In the spring of 1816, with capital lent him by Jeffrey, Cockburn, and others, he set up in Glasgow a warehouse for the sale of cotton and silk goods, and at the end of the year was introduced by Kirkman Finlay, the sitting member for Glasgow, to Robert Owen of New Lanark. The latter offered him the post of assistant schoolmaster, but retracted the offer when he became aware of Richmond's political opinions. In the meantime Richmond claimed to have been employed by Finlay in suppressing in Glasgow an alleged "reform" conspiracy against the government. In December 1816, while he rejected an offer from the government of "a respectable and permanent situation," he promised, on condition that no publicity were ever given to his action, to prevent any outbreak on the part of the Glasgow conspirators. On 22 February 1817 all the members of the reform committee were suddenly arrested, without his having been consulted. Richmond, according to his own account, was indignant, and offered to give evidence for the defence. A suspicion got abroad that he had manufactured the whole plot.
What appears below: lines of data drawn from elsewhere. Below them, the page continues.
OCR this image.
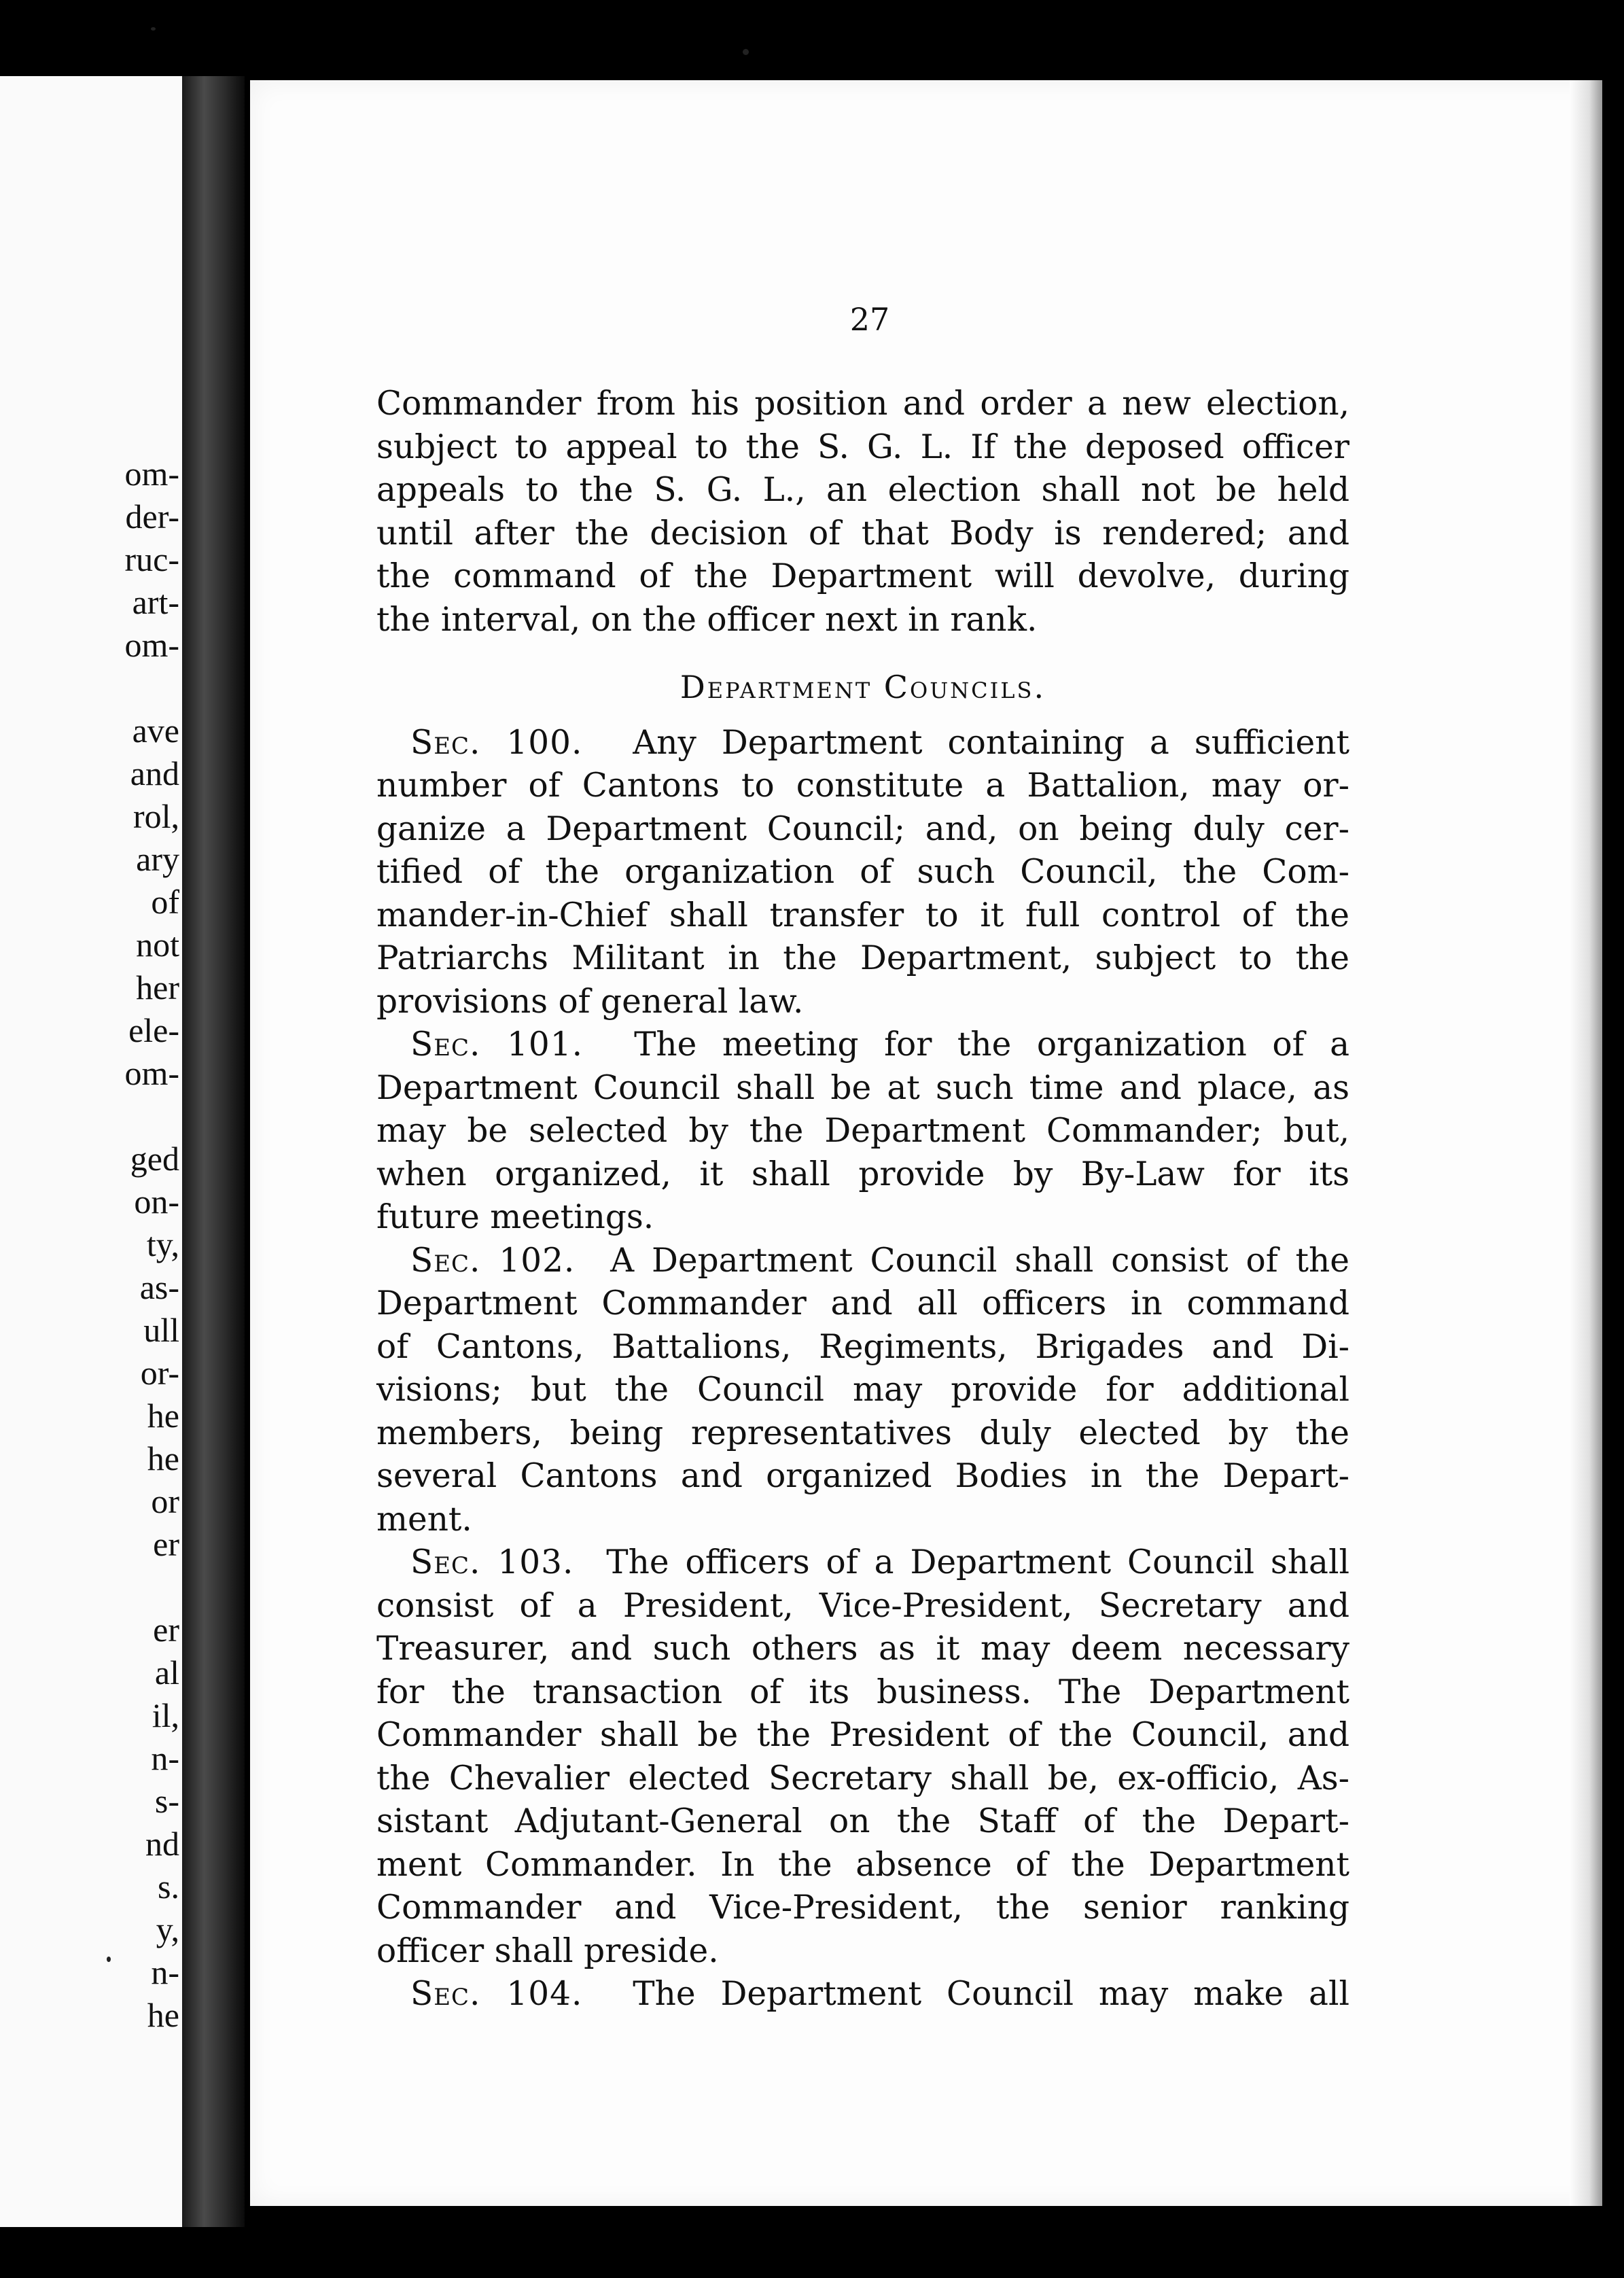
om-
der-
ruc-
art-
om-
ave
and
rol,
ary
of
not
her
ele-
om-
ged
on-
ty,
as-
ull
or-
he
he
or
er
er
al
il,
n-
s-
nd
s.
y,
n-
he
27
Commander from his position and order a new election,
subject to appeal to the S. G. L. If the deposed officer
appeals to the S. G. L., an election shall not be held
until after the decision of that Body is rendered; and
the command of the Department will devolve, during
the interval, on the officer next in rank.
Department Councils.
Sec. 100. Any Department containing a sufficient
number of Cantons to constitute a Battalion, may or-
ganize a Department Council; and, on being duly cer-
tified of the organization of such Council, the Com-
mander-in-Chief shall transfer to it full control of the
Patriarchs Militant in the Department, subject to the
provisions of general law.
Sec. 101. The meeting for the organization of a
Department Council shall be at such time and place, as
may be selected by the Department Commander; but,
when organized, it shall provide by By-Law for its
future meetings.
Sec. 102. A Department Council shall consist of the
Department Commander and all officers in command
of Cantons, Battalions, Regiments, Brigades and Di-
visions; but the Council may provide for additional
members, being representatives duly elected by the
several Cantons and organized Bodies in the Depart-
ment.
Sec. 103. The officers of a Department Council shall
consist of a President, Vice-President, Secretary and
Treasurer, and such others as it may deem necessary
for the transaction of its business. The Department
Commander shall be the President of the Council, and
the Chevalier elected Secretary shall be, ex-officio, As-
sistant Adjutant-General on the Staff of the Depart-
ment Commander. In the absence of the Department
Commander and Vice-President, the senior ranking
officer shall preside.
Sec. 104. The Department Council may make all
In May 1818 he refused the government's offer, made to him through Finlay, of a grant of land at the Cape and an outfit in return for his services. In February 1821 he accepted a sum of money, and, owing to the universal feeling against him in Glasgow, removed to Edinburgh. In 1824 Richmond published an able defence of his conduct, which, according to Cockburn, has "a general foundation of truth in it." A second edition appeared next year. In 1825 Hugh Dickson, a Glasgow weaver, held him up to derision as a contemptible informer in a pamphlet which was embodied in 1833 in "An Exposure of the Spy System in Glasgow, 1816–1820." "Tait's Edinburgh Magazine" noticed the "Exposure" favourably, and Richmond prosecuted for libel Tait's London agents, Simpkin & Marshall. The trial took place on 20 and 22 December 1834 in the court of exchequer, Guildhall, before Baron Pack and a special jury. Richmond, who claimed 5,000l. damages, conducted his own case. He described himself as a London parliamentary agent. In the previous year, he declared, he had served as a soldier at Antwerp. He spoke for four hours with some ability, but was nonsuited. Notwithstanding the issue of the trial, Jeffery and Cockburn still expressed approval of Richmond's conduct, and the latter spoke of his "gentleness and air of melancholy thoughtfulness." Talfourd, who was counsel for the defence, told Cockburn he hated Richmond "the spy" equally with "the English courts, Tam Campbell and Brougham" (Cockburn, Circuit Journeys, p. 33).

A portrait is prefixed to the "Exposure".